Dittmar & Indrenius > Insight > What the World Needs Now is Smarter Collaboration

Everyone talks about it, many companies have it proclaimed in their strategy and think they are already doing it, but do we really know how to make collaboration happen?

We invited Dr. Heidi K.Gardner, a Distinguished Fellow at Harvard Law School and a former professor at Harvard Business School, to share fresh insights and research from her latest book “Smarter Collaboration – A New Approach to Breaking Down Barriers and Transforming Work” at our Afterwork event on 6 February 2023.

Gardner first presented herself as the nerdy Harvard professor who has data behind every hypothesis. “Collaboration”, she said, “is not a soft topic for two reasons. First, collaboration is hard. Second, there is hard evidence and data behind it.”

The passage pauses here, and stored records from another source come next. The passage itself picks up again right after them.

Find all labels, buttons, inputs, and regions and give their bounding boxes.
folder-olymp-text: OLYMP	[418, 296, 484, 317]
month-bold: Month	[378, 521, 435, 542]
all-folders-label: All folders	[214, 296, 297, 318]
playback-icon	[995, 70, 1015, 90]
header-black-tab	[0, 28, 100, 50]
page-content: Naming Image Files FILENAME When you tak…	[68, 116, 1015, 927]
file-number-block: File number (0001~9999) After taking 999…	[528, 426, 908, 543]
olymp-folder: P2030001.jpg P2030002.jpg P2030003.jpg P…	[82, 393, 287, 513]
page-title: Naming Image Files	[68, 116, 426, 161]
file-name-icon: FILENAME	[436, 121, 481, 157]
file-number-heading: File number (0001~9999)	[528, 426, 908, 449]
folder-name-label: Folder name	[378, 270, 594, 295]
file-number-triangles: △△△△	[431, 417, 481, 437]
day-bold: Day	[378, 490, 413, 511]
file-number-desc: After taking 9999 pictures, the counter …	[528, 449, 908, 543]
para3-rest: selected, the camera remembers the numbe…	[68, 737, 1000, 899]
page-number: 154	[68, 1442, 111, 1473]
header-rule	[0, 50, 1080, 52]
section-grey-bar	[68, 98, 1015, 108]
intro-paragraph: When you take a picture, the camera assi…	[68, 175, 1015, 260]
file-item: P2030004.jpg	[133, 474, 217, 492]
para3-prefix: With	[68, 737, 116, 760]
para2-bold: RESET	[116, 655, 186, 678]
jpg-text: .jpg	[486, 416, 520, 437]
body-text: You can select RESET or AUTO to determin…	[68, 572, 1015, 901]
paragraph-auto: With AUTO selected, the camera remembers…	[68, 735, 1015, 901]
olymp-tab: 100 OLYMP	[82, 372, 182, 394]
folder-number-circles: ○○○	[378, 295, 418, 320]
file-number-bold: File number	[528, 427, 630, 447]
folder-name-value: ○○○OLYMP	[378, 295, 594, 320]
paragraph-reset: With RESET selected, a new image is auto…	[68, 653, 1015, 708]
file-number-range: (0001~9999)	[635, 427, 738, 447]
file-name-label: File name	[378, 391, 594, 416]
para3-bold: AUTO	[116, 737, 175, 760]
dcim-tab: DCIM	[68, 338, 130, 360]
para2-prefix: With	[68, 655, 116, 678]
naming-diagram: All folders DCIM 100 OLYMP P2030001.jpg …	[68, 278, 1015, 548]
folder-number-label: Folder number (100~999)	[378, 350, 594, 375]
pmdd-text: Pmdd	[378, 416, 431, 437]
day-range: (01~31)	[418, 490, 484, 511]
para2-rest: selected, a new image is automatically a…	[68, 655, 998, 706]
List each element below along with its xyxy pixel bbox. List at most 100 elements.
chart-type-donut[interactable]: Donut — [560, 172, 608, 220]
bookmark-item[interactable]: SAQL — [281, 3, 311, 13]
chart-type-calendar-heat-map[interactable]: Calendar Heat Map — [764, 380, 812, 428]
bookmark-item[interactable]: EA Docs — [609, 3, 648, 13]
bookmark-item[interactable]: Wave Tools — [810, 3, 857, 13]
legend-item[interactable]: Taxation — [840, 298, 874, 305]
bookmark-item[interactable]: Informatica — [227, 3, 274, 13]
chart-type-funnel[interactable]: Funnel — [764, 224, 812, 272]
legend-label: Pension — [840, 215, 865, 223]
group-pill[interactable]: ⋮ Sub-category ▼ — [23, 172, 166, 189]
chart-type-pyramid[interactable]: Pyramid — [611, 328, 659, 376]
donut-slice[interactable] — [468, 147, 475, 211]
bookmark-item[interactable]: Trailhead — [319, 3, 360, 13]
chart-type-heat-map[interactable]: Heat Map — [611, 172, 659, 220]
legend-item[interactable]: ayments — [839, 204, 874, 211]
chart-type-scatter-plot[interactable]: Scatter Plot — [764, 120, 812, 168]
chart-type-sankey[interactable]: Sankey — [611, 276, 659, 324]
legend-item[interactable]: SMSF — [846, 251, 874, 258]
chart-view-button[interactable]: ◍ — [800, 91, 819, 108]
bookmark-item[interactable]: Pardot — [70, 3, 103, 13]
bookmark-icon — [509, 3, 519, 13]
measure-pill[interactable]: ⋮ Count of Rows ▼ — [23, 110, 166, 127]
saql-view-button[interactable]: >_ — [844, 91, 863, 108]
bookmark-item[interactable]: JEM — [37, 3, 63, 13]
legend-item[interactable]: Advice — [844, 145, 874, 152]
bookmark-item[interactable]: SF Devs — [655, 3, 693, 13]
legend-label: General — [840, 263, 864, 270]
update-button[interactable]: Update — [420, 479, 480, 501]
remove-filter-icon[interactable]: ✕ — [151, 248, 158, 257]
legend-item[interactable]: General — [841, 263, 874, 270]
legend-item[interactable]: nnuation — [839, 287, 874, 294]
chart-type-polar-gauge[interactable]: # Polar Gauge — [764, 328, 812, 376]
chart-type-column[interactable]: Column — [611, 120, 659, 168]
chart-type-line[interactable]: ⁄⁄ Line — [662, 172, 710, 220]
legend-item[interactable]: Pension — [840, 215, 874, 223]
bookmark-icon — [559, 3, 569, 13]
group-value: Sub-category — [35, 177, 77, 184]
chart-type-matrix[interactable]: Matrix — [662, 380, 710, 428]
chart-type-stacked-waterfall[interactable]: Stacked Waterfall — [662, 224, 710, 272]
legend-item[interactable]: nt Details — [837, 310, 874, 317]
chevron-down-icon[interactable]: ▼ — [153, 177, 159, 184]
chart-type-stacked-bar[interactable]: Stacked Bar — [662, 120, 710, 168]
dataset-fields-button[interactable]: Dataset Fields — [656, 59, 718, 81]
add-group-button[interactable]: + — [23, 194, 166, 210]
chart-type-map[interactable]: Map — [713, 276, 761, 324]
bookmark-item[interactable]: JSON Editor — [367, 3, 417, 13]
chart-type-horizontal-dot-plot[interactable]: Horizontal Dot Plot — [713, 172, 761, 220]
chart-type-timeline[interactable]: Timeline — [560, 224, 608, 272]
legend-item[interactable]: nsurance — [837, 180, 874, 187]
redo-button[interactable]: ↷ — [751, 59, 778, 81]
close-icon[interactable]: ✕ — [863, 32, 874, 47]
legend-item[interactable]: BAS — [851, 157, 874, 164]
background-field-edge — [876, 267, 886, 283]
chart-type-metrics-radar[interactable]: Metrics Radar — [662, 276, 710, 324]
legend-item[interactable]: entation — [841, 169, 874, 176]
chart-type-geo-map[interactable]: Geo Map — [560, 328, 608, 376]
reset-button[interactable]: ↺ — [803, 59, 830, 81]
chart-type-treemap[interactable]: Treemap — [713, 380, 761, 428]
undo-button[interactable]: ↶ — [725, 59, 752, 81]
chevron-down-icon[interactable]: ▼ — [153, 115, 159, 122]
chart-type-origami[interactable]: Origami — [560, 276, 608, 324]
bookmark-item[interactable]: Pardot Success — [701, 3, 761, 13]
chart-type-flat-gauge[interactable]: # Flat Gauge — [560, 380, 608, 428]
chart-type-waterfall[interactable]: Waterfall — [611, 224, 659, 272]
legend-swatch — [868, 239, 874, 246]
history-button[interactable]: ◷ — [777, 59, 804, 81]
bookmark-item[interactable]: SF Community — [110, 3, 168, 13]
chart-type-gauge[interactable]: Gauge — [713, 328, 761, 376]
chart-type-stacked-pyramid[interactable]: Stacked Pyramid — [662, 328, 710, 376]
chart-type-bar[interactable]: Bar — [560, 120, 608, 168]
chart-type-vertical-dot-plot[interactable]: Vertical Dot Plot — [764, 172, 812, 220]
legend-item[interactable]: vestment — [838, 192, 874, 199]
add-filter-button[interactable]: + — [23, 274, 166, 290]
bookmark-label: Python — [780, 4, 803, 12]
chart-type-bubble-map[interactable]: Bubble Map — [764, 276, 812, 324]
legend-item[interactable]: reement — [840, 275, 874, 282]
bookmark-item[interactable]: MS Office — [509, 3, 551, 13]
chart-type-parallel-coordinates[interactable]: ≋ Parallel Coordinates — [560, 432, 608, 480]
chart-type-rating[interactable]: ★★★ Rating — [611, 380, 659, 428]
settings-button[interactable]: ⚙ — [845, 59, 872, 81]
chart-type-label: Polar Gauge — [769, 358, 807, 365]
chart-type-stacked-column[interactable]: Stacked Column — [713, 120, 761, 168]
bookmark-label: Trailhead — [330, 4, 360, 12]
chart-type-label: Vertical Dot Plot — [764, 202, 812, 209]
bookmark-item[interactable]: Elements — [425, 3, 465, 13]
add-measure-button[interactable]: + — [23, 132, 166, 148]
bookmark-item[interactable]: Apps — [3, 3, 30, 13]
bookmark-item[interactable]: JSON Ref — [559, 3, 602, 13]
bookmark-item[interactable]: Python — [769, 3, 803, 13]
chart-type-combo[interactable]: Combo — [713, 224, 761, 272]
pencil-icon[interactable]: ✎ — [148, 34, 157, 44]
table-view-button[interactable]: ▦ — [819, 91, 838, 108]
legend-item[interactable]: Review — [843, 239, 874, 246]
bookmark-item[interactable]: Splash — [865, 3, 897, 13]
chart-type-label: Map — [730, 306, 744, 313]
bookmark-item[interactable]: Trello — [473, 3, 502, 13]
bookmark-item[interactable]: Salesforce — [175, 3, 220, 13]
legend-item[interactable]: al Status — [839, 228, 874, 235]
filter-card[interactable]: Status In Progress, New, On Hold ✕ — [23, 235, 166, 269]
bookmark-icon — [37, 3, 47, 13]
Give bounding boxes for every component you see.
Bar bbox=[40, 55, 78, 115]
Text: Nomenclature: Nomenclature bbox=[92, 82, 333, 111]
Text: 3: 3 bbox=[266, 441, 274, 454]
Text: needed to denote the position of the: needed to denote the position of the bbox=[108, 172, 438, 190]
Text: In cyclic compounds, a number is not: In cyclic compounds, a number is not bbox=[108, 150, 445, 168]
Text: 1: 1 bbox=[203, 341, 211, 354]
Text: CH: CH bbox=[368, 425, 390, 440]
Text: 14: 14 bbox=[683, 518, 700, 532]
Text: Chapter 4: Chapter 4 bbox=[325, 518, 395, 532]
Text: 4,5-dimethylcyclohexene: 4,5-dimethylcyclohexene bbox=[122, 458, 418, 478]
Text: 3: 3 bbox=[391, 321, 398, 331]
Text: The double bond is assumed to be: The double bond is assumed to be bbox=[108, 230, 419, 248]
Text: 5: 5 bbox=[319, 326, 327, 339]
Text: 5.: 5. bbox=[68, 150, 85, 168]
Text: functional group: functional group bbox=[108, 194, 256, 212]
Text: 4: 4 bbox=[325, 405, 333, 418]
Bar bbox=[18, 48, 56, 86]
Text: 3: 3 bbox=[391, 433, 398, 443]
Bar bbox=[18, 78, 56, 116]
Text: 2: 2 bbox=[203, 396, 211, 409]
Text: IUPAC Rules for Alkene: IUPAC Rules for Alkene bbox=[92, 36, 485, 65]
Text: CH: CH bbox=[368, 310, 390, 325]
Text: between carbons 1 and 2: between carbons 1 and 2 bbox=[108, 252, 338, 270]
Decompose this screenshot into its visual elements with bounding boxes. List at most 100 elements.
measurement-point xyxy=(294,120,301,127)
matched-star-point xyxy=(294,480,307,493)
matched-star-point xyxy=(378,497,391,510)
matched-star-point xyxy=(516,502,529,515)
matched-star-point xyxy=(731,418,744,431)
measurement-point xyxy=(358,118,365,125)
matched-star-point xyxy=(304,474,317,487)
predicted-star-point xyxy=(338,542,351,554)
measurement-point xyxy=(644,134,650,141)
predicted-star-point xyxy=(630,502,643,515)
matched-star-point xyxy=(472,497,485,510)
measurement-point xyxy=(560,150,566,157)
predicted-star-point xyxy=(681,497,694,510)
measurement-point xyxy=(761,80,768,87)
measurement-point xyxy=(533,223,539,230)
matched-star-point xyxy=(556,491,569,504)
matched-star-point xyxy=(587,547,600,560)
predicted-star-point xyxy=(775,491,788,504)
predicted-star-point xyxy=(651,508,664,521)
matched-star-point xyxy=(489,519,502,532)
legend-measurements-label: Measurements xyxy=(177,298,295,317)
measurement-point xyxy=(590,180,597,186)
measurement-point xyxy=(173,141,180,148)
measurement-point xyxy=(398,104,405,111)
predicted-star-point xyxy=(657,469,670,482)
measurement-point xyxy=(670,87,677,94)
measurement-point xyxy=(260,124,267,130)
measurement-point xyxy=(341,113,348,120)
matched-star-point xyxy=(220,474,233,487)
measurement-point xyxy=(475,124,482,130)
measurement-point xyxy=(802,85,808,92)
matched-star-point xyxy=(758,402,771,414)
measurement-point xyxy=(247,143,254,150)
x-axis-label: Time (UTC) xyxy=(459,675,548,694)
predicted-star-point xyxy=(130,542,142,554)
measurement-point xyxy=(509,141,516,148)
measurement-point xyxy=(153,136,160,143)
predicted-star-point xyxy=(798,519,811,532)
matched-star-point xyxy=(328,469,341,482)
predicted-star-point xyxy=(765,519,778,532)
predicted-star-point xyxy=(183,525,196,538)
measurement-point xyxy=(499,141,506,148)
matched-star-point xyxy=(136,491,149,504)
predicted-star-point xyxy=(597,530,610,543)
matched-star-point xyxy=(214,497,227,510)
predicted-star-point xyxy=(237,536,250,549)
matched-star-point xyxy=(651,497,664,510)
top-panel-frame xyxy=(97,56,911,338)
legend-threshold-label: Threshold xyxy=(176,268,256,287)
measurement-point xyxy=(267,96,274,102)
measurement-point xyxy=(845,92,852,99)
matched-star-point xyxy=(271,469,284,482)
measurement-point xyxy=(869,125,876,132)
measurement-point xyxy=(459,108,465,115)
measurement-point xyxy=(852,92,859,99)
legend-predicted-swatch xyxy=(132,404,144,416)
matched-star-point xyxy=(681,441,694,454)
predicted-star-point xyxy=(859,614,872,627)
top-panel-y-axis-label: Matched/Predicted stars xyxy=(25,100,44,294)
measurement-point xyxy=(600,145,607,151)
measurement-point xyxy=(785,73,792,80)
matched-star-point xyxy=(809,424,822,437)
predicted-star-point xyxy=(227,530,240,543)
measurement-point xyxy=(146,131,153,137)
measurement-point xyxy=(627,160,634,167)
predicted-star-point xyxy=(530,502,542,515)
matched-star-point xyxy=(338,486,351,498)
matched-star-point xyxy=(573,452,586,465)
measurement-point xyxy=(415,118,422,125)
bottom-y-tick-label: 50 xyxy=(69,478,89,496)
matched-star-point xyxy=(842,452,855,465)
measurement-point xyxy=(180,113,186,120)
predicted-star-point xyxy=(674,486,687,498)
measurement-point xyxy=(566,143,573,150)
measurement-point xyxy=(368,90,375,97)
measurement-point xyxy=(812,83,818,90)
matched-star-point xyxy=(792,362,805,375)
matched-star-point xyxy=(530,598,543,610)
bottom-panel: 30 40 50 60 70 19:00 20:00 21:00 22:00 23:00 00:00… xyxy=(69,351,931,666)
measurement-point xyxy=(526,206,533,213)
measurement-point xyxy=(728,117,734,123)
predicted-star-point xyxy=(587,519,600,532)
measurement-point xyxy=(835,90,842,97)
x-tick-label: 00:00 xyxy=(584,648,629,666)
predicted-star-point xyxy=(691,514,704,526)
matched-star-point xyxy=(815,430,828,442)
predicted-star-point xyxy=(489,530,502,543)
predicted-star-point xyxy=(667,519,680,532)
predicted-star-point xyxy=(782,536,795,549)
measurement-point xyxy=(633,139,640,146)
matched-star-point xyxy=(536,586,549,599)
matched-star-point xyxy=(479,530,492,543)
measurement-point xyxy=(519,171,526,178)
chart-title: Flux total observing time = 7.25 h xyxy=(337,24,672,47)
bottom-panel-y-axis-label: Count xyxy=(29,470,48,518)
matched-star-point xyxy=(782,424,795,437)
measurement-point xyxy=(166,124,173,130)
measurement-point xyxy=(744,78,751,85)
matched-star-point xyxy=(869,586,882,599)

Gardner challenged the audience to think about today’s trends: market volatility, hybrid working, fast-developing technology. At the same time, she noted, there is a strong trend for professional specialisation. We have more and more experts with narrow, deep expertise, whereas the problems we face are anything except narrow and clearly defined. Tackling problems that are VUCA (volatile, uncertain, complex, and ambiguous – or just plain “messy”), Gardner said, require crossing silos and building teams of experts with complementary expertise. Almost any problem that requires our brains, she explained, has many angles to it.

“We need people who think differently than us and who know something different than we do.”

Many interesting real-life examples from her research were touched on, but her central theme was how to create a team for smart collaboration. According to Gardner, the first thing for us to do is to start with the end in mind to clarify the context of the problem. Next, in determining who would be the right people to reach that end, we need to expand beyond the boundaries of the “usual suspects”. Maybe it’s a futurist, maybe it’s an HR professional or maybe an economist, whose expertise and life experience would help us understand the issue and innovate better. “We need people who think differently than us and who know something different than we do”, Gardner pointed out. Finally, we need to truly engage them, not only have them appear on the team.

Gardner reminded us that conflict is almost unavoidable when working with someone with a different background – whether this is their expertise, culture, upbringing, or way of thinking. She challenged us as leaders and professionals to welcome a bit of conflict, tension and friction over harmony to get the most out of collaboration. This isn’t necessarily easy: embedding a truly collaborative corporate culture that achieves strategic outcomes depends on leadership focus and strategic oversight.